Biotech boosters expect research center

The Houston Chronicle
May 11, 2004, Tuesday

Texas Medical Center officials and the governor are expected to announce today the creation of an advanced diagnostic imaging research center in the University of Texas Research Park.

Funded through a partnership between medical center institutions and GE Healthcare, the center will research and develop new medical devices and scanning technologies.

The Texas Enterprise Fund, used by the governor's office to lure companies to the state, contributed $25 million to the project. The University of Texas M.D. Anderson Cancer Center and the University of Texas Health Science Center together put in $25 million. An additional $5 million came from the University of Texas System.

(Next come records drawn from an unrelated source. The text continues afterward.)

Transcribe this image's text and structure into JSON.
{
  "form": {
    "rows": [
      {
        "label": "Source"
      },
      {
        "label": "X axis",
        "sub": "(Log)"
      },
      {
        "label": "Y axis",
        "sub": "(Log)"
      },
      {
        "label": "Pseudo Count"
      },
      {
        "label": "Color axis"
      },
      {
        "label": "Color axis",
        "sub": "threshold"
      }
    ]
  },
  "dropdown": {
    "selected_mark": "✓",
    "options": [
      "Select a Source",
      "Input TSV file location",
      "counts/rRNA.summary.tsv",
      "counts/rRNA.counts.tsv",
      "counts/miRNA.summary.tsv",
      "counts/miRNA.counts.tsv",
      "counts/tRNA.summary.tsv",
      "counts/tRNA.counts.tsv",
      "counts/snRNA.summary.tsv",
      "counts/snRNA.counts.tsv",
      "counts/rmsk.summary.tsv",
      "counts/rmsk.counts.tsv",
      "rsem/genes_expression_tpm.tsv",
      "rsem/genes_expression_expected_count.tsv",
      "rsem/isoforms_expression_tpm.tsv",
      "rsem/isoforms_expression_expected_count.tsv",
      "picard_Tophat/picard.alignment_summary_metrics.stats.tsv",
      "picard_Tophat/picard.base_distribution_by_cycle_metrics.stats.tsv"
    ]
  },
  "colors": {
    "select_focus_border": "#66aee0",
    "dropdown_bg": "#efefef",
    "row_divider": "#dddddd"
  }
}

GE will provide equipment and technology and create hundreds of jobs, according to sources familiar with the project.

The governor's office did not return calls, and GE officials declined to comment until after today's announcement.

GE's arrival is only a step toward spurring the growth of biotechnology in Houston, but those vying for a local tech hub welcomed the news, as the company will likely serve as an anchor tenant.

"Once you get one big company, it's probably easier to get another big company," said Jacqueline Northcut Waugh, president of BioHouston, a nonprofit group founded by local academic and research institutions.

To create a successful biotech center, Houston needs collaborative research institutions, access to seed capital and well-established, successful firms.

Having an established company in the area means local startups and new technologies coming out of the medical center will have one more resource to tap when trying to commercialize technologies they develop.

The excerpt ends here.